In the present study, intermediate molybdenum oxide (MoO₂) structures are synthesized via an in situ reduction process in an autoclave in the presence of nitrogen (N) and carbon (C), respectively. The carbothermic reduction favored the formation of MoO₂ structures with smaller crystallite sizes. The synthesized samples showed the formation of laminar, faceted, and stacked structures as determined by FESEM and TEM analyses. The presence of C and N in the synthesized samples, elucidated by XPS analysis, contributed to the efficiency and stability of the electrolytic hydrogen evolution reaction (HER) and pseudocapacitance performance.
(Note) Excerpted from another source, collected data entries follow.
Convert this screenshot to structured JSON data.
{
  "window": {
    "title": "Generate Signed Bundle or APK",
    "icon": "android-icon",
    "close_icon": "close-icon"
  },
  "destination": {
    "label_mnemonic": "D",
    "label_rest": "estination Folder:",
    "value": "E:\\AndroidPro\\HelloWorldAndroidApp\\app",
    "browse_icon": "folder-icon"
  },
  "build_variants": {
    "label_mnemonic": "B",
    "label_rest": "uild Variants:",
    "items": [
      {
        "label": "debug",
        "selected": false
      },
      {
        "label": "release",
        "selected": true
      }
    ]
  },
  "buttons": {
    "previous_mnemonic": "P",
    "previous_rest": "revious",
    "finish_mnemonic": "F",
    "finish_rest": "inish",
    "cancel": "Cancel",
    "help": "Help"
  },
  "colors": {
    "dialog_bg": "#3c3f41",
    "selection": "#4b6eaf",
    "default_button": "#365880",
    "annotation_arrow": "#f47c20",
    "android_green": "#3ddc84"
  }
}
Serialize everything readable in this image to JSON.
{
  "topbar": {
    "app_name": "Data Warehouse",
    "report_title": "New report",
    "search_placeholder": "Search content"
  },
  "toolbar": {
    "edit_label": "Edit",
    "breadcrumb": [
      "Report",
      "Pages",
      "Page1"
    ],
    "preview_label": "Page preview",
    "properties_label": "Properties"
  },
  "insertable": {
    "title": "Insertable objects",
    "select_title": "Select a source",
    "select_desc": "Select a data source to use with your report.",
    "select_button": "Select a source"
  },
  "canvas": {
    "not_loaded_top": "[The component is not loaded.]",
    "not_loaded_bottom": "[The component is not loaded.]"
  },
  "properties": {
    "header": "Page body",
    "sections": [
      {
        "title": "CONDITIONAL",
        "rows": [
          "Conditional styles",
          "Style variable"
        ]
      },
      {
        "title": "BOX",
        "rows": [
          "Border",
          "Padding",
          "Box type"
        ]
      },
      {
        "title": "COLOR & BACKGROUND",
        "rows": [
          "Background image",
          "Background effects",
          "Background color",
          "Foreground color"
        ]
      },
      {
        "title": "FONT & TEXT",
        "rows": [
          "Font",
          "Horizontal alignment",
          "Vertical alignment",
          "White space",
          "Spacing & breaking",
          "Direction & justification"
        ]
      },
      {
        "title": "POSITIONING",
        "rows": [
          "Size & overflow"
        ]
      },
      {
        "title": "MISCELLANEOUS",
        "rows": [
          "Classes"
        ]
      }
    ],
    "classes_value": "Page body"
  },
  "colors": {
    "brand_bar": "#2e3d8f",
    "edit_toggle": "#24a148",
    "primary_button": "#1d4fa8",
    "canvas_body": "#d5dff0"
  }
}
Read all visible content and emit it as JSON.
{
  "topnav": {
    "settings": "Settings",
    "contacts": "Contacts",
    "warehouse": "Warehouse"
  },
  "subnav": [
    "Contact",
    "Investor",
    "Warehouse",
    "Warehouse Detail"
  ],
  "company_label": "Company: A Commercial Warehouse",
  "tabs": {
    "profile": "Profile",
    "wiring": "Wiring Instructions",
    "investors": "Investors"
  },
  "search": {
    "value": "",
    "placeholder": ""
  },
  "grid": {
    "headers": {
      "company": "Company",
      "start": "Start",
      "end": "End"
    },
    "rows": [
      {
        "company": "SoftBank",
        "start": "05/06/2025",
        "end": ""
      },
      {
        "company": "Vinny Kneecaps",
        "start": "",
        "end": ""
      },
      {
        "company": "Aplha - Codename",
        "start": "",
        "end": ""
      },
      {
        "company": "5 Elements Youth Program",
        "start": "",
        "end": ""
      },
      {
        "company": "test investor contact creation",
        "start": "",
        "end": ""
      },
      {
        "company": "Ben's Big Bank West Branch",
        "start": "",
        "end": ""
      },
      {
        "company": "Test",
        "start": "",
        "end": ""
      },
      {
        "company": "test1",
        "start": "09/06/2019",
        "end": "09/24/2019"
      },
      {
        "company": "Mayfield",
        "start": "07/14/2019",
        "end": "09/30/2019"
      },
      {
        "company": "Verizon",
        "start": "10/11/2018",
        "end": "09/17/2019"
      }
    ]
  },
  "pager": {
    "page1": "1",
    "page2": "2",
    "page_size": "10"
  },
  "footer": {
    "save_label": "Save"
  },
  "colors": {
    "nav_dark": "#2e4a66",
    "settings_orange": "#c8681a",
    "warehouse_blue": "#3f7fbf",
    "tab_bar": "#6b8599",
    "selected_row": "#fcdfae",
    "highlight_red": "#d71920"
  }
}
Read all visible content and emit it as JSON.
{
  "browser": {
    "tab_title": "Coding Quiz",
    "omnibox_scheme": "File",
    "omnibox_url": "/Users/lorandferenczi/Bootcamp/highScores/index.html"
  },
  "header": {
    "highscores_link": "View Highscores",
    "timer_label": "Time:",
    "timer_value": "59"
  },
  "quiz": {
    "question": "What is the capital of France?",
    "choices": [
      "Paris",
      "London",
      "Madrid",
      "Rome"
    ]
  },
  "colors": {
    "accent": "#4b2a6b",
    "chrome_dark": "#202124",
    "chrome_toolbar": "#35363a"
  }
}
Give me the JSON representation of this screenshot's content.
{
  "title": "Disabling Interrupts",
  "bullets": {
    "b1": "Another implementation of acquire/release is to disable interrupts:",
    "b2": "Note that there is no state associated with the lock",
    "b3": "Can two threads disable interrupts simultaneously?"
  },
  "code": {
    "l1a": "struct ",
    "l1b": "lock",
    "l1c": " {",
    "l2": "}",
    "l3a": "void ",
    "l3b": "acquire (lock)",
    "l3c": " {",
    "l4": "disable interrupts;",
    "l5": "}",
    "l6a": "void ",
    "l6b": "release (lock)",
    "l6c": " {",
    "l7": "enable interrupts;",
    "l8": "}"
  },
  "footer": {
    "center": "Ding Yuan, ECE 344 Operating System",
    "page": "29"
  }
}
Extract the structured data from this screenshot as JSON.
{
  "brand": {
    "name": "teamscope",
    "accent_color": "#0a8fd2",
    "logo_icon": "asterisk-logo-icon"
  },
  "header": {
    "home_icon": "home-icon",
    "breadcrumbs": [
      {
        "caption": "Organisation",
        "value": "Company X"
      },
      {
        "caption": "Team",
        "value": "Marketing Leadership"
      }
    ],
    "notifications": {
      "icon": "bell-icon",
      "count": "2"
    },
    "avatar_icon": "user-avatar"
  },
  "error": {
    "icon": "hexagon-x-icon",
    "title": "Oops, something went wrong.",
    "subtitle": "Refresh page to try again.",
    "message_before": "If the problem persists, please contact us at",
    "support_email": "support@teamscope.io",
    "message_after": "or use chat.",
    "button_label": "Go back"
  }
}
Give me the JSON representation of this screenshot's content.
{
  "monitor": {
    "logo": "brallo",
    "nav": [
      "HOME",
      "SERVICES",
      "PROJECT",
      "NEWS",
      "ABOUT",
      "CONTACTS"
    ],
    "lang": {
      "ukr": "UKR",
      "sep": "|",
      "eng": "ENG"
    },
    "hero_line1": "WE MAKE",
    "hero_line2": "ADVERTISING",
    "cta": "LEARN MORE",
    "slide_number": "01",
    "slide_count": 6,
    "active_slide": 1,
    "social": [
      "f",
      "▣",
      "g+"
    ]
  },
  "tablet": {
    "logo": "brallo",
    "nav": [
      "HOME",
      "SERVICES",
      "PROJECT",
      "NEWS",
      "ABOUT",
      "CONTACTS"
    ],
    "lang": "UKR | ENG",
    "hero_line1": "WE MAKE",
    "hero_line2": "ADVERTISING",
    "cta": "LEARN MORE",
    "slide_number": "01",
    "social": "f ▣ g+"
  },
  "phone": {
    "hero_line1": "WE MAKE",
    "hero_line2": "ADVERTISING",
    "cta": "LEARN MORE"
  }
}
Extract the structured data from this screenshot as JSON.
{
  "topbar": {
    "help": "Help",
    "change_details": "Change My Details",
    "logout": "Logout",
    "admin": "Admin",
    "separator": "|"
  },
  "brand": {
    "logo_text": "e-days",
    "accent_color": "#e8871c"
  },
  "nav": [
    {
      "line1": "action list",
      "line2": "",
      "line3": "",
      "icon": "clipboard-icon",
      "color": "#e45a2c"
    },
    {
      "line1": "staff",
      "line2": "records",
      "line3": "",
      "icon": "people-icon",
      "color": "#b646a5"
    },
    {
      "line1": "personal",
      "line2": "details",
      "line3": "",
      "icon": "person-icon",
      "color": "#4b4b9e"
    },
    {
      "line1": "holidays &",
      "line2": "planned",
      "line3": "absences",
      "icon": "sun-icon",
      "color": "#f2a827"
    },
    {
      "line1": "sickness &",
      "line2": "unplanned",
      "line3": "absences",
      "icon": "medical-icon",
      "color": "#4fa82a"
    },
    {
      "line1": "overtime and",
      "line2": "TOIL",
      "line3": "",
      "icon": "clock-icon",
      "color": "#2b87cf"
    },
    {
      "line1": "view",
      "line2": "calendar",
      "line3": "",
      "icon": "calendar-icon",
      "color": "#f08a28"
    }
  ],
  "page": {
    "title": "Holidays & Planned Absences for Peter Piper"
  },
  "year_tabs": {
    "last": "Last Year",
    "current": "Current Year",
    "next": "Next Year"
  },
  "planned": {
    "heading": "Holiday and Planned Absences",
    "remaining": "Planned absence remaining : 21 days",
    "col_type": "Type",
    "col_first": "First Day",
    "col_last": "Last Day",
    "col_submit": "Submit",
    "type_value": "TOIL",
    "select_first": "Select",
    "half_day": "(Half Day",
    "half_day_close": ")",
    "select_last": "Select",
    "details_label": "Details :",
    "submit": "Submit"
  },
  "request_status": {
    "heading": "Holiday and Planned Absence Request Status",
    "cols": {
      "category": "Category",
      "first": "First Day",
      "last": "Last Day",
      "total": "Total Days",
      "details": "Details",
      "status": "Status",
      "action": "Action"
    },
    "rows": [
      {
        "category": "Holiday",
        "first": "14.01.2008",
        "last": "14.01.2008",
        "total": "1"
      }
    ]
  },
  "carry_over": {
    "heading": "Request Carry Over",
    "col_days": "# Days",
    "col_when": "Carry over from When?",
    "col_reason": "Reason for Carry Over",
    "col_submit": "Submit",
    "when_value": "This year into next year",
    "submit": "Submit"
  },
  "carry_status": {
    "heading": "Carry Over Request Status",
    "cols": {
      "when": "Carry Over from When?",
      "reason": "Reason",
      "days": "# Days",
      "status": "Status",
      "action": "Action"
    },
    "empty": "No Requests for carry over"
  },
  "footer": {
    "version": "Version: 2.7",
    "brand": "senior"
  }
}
The synthesized samples exhibited very low Tafel slopes (46.3–47.8 mV dec⁻¹) for the HER activity and showed very high stability (3000 CV cycles) over a wide voltage window (0–1 V). Moreover, the synthesized samples required a very low overpotential of 80 mV to produce a current density of 10 mA cm⁻². The cyclic voltammetry (CV) and galvanic charge–discharge (GCD) characteristics revealed the actual pseudocapacitor behavior of the synthesized samples. CV and GCD signals revealed the potential application of the synthesized samples for pseudocapacitor applications. The active sites on the edges and N and C in the synthesized samples enhanced their potential use as electrocatalysts for the HER and electrode materials for pseudocapacitors.